Herman, a strong supporter of the Institute for Public Accuracy, wrote many books including The Real Terror Network and, with IPA board member Robert W. McChesney, The Global Media: The Missionaries of Global Capitalism. His last piece was “Fake News on Russia and Other Official Enemies: The New York Times, 1917–2017” for Monthly Review.

Taibbi writes that a new Manufacturing Consent is needed to include an examination of the increasing power of giant internet firms: “A small handful of monopolistic tech companies like Facebook have life-or-death power over media companies. They can steer traffic wherever they please simply by tweaking their algorithms.
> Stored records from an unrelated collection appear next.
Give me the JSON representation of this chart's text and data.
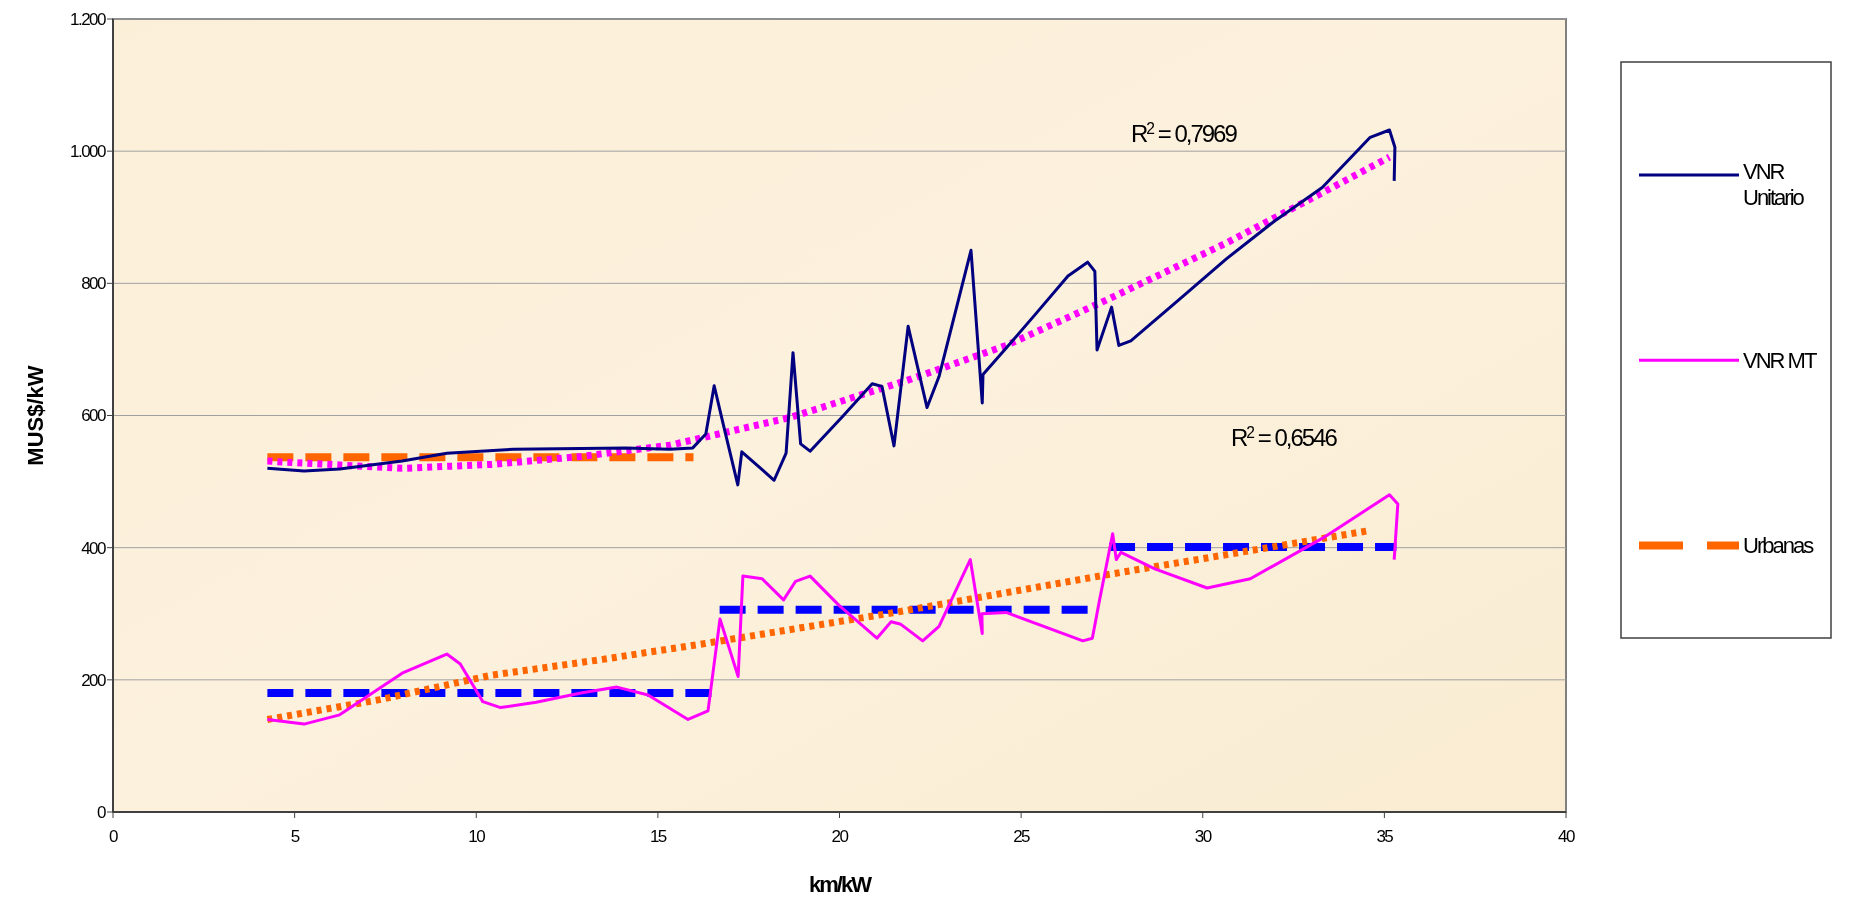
{
  "chart_data": {
    "type": "line",
    "xlabel": "km/kW",
    "ylabel": "MUS$/kW",
    "xlim": [
      0,
      40
    ],
    "xticks": [
      0,
      5,
      10,
      15,
      20,
      25,
      30,
      35,
      40
    ],
    "ylim": [
      0,
      1200
    ],
    "yticks": [
      0,
      200,
      400,
      600,
      800,
      {
        "value": 1000,
        "label": "1.000"
      },
      {
        "value": 1200,
        "label": "1.200"
      }
    ],
    "grid": "y",
    "legend": "right",
    "marker": "none",
    "series": [
      {
        "name": "VNR Unitario",
        "color": "#000080",
        "line_style": "solid",
        "x": [
          4.25,
          5.26,
          6.24,
          7.96,
          9.19,
          11.03,
          12.88,
          14.11,
          15.33,
          15.96,
          16.32,
          16.55,
          16.82,
          17.2,
          17.31,
          18.2,
          18.53,
          18.72,
          18.93,
          19.19,
          20.11,
          20.9,
          21.17,
          21.5,
          21.89,
          22.41,
          22.74,
          23.62,
          23.93,
          23.95,
          24.59,
          25.39,
          26.29,
          26.83,
          27.03,
          27.09,
          27.49,
          27.69,
          28.02,
          29.34,
          30.65,
          31.97,
          33.29,
          34.61,
          35.14,
          35.29,
          35.27
        ],
        "values": [
          520,
          516,
          519,
          531,
          543,
          549,
          550,
          551,
          549,
          551,
          572,
          645,
          582,
          495,
          545,
          502,
          543,
          695,
          557,
          546,
          600,
          648,
          644,
          554,
          735,
          612,
          659,
          850,
          619,
          662,
          702,
          753,
          811,
          832,
          818,
          699,
          764,
          706,
          713,
          775,
          837,
          894,
          945,
          1021,
          1032,
          1006,
          955
        ]
      },
      {
        "name": "VNR MT",
        "color": "#ff00ff",
        "line_style": "solid",
        "x": [
          4.25,
          5.26,
          6.24,
          7.96,
          9.19,
          9.56,
          10.18,
          10.67,
          11.65,
          12.88,
          13.87,
          14.73,
          15.83,
          16.38,
          16.71,
          17.21,
          17.34,
          17.87,
          18.46,
          18.79,
          19.19,
          19.98,
          21.03,
          21.42,
          21.69,
          22.29,
          22.74,
          23.6,
          23.93,
          23.92,
          24.59,
          26.7,
          26.96,
          27.16,
          27.52,
          27.62,
          27.75,
          28.68,
          30.12,
          31.31,
          33.29,
          35.14,
          35.37,
          35.27
        ],
        "values": [
          140,
          133,
          147,
          210,
          239,
          224,
          167,
          158,
          166,
          180,
          189,
          177,
          140,
          153,
          292,
          205,
          357,
          353,
          321,
          349,
          357,
          313,
          263,
          288,
          284,
          259,
          281,
          382,
          270,
          300,
          302,
          259,
          263,
          321,
          421,
          382,
          393,
          368,
          339,
          353,
          414,
          480,
          466,
          382
        ]
      },
      {
        "name": "Urbanas",
        "color": "#ff6600",
        "line_style": "dashed",
        "x": [
          4.25,
          15.98
        ],
        "values": [
          537,
          537
        ]
      },
      {
        "color": "#0000ff",
        "line_style": "dashed",
        "x": [
          4.25,
          16.63,
          16.66,
          16.7,
          27.16,
          27.3,
          27.42,
          35.33
        ],
        "values": [
          180,
          180,
          null,
          306,
          306,
          null,
          401,
          401
        ]
      },
      {
        "color": "#ff00ff",
        "line_style": "dotted",
        "x": [
          4.25,
          7.96,
          10.42,
          12.88,
          15.33,
          18.64,
          21.96,
          24.59,
          27.36,
          30.65,
          33.29,
          35.14
        ],
        "values": [
          531,
          520,
          526,
          538,
          555,
          597,
          655,
          706,
          775,
          861,
          937,
          991
        ]
      },
      {
        "color": "#ff6600",
        "line_style": "dotted",
        "x": [
          4.25,
          7.34,
          10.42,
          13.48,
          16.3,
          21.42,
          27.36,
          34.61
        ],
        "values": [
          140,
          170,
          207,
          231,
          255,
          301,
          359,
          426
        ]
      }
    ],
    "annotations": [
      "R$^{2}$ = 0,7969",
      "R$^{2}$ = 0,6546"
    ]
  }
}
Firms that don’t themselves create news content wield this monstrous influence.”

YASHA LEVINE, mail at, @yashalevine
Levine is an investigative journalist and author of the forthcoming Surveillance Valley: The Secret Military History of the Internet. His previous books include The Koch Brothers: A Short History. He was recently interviewed by The Real News for the segment “Congress’s ‘Show Trial’ of Big Tech over Russia.”

Levine said: “I still think that for the most part it’s not clear who is paying for those ads because of the limited information that we’re getting from Facebook and from Twitter — that these ads are bought by ‘Russia-linked’ accounts. ‘Russia-linked’ accounts is a very hazy category. According to Twitter’s own testimony, ‘Russia-linked’ could mean any account that had logged in from a Russian IP address. It could mean any account that had used Cyrillic in its Twitter handle or tweeted in Russian. It could be any account that is in any way, however tangentially, tied to the Russian territory. So, it doesn’t have to be tied to the Russian government. … I would be considered a ‘Russia-linked’ account, because I had reported from Russia, obviously, and I spent about eight months in Russia last winter, logging into Twitter every day from a Russian IP address, and tweeting about Russian events and tweeting about events from a perspective that was critical of American foreign policy.”
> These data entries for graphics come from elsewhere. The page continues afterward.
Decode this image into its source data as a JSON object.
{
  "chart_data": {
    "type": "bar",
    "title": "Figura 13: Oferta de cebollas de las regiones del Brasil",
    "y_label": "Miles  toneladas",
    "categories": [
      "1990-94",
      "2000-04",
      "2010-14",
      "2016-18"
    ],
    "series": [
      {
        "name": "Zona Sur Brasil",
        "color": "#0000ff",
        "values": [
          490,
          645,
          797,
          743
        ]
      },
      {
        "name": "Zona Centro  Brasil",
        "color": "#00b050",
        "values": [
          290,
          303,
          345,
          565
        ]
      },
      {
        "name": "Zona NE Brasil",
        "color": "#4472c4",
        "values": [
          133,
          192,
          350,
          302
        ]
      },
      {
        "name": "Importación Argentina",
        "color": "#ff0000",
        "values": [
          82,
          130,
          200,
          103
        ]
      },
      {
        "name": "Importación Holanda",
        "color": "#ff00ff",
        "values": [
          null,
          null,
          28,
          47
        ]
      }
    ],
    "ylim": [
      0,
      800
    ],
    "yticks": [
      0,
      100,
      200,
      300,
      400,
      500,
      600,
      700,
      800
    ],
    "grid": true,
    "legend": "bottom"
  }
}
Levine tweeted in September: “Facebook censored my post on Morgan Freeman’s call for war with Russia, provided no explanation.”
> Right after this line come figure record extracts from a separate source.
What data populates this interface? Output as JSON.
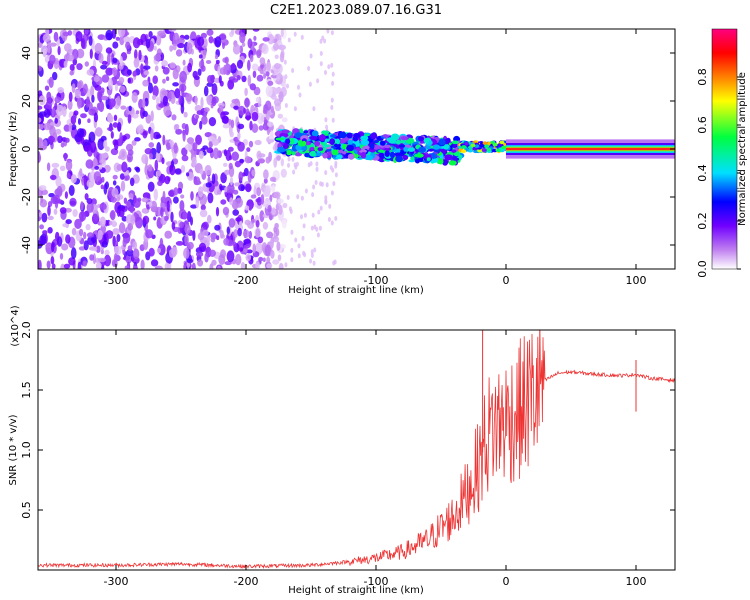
{
  "title": "C2E1.2023.089.07.16.G31",
  "chart_data": [
    {
      "type": "heatmap",
      "xlabel": "Height of straight line (km)",
      "ylabel": "Frequency (Hz)",
      "xlim": [
        -360,
        130
      ],
      "ylim": [
        -50,
        50
      ],
      "x_ticks": [
        -300,
        -200,
        -100,
        0,
        100
      ],
      "y_ticks": [
        -40,
        -20,
        0,
        20,
        40
      ],
      "colorbar": {
        "label": "Normalized spectral amplitude",
        "range": [
          0.0,
          1.0
        ],
        "ticks": [
          "0.0",
          "0.2",
          "0.4",
          "0.6",
          "0.8"
        ],
        "colors": [
          "#ffffff",
          "#c080f0",
          "#7000ff",
          "#0000ff",
          "#00e0ff",
          "#00ff40",
          "#ffff00",
          "#ff8000",
          "#ff0000",
          "#ff0080"
        ]
      },
      "features": [
        {
          "segment": "noise",
          "x": [
            -360,
            -170
          ],
          "freq_range": [
            -50,
            50
          ],
          "amplitude": 0.15
        },
        {
          "segment": "signal_band",
          "x": [
            -175,
            -35
          ],
          "freq_center": 2,
          "freq_spread": 6,
          "amplitude": 0.35
        },
        {
          "segment": "clean_tone",
          "x": [
            0,
            130
          ],
          "freq_center": 0,
          "amplitude": 0.95
        }
      ]
    },
    {
      "type": "line",
      "xlabel": "Height of straight line (km)",
      "ylabel": "SNR (10 * v/v)",
      "y_multiplier": "(x10^4)",
      "xlim": [
        -360,
        130
      ],
      "ylim": [
        0,
        2.0
      ],
      "x_ticks": [
        -300,
        -200,
        -100,
        0,
        100
      ],
      "y_ticks": [
        "0.5",
        "1.0",
        "1.5",
        "2.0"
      ],
      "color": "#ee3333",
      "series": [
        {
          "x": [
            -360,
            -300,
            -250,
            -200,
            -150,
            -120,
            -100,
            -80,
            -60,
            -40,
            -30,
            -20,
            -15,
            -10,
            0,
            10,
            20,
            30,
            40,
            50,
            70,
            90,
            100,
            110,
            130
          ],
          "y": [
            0.04,
            0.04,
            0.05,
            0.03,
            0.04,
            0.07,
            0.1,
            0.15,
            0.25,
            0.45,
            0.65,
            0.9,
            1.1,
            1.2,
            1.25,
            1.32,
            1.45,
            1.58,
            1.64,
            1.65,
            1.63,
            1.62,
            1.63,
            1.6,
            1.58
          ]
        }
      ],
      "spikes": [
        {
          "x": -18,
          "y": 2.0
        },
        {
          "x": 100,
          "y": 1.75
        },
        {
          "x": 100,
          "y": 1.32
        }
      ]
    }
  ]
}
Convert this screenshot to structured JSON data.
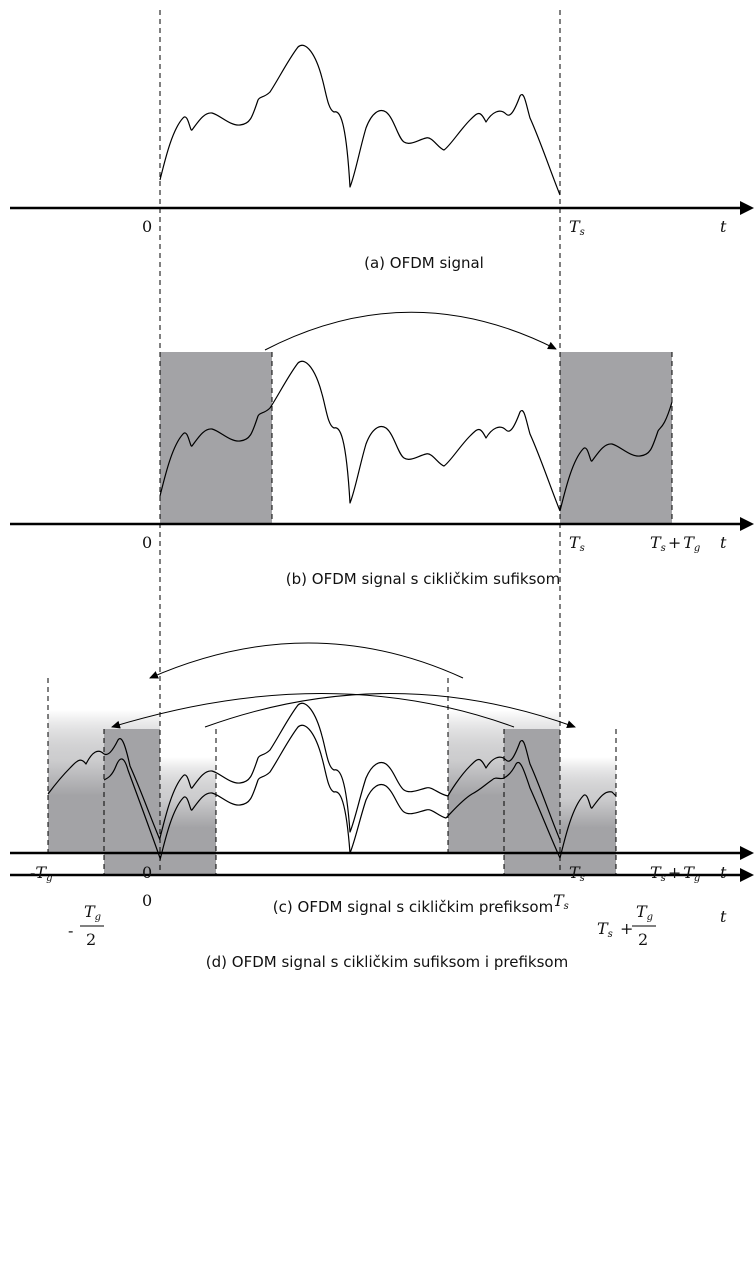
{
  "colors": {
    "axis": "#000000",
    "signal": "#000000",
    "shade": "#a3a3a6",
    "shade_fade_top": "#ffffff",
    "guide": "#000000"
  },
  "panels": [
    {
      "id": "a",
      "caption": "(a) OFDM signal",
      "labels": {
        "zero": "0",
        "ts": "T",
        "ts_sub": "s",
        "t": "t"
      }
    },
    {
      "id": "b",
      "caption": "(b) OFDM signal s cikličkim sufiksom",
      "labels": {
        "zero": "0",
        "ts": "T",
        "ts_sub": "s",
        "tstg_a": "T",
        "tstg_a_sub": "s",
        "tstg_plus": "+",
        "tstg_b": "T",
        "tstg_b_sub": "g",
        "t": "t"
      }
    },
    {
      "id": "c",
      "caption": "(c) OFDM signal s cikličkim prefiksom",
      "labels": {
        "neg_tg_minus": "-",
        "neg_tg": "T",
        "neg_tg_sub": "g",
        "zero": "0",
        "ts": "T",
        "ts_sub": "s",
        "tstg_a": "T",
        "tstg_a_sub": "s",
        "tstg_plus": "+",
        "tstg_b": "T",
        "tstg_b_sub": "g",
        "t": "t"
      }
    },
    {
      "id": "d",
      "caption": "(d) OFDM signal s cikličkim sufiksom i prefiksom",
      "labels": {
        "neg_minus": "-",
        "neg_num": "T",
        "neg_num_sub": "g",
        "neg_den": "2",
        "zero": "0",
        "ts": "T",
        "ts_sub": "s",
        "pos_a": "T",
        "pos_a_sub": "s",
        "pos_plus": "+",
        "pos_num": "T",
        "pos_num_sub": "g",
        "pos_den": "2",
        "t": "t"
      }
    }
  ]
}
Levine added: “The Senate hearing basically had lawyers of the biggest technology [firms] in America going down the line, pledging their allegiance to America and to protect America and doing everything they could to prevent foreign meddling and foreign influence in American society. This is coming from companies that have, for years, told the world, have told countries like Russia, Iran, Venezuela and China that their platforms are totally politically neutral and that they’re in no way connected to the U.S. government or to the goals of the bigger national security state in America’s foreign policy apparatus.

“What Silicon Valley has done here is completely ditched that idea. … And they’re doing it to prevent having to open up and to be honest about their business practices, because I think there’s a lot that they’re afraid will get out about the way that they make money.”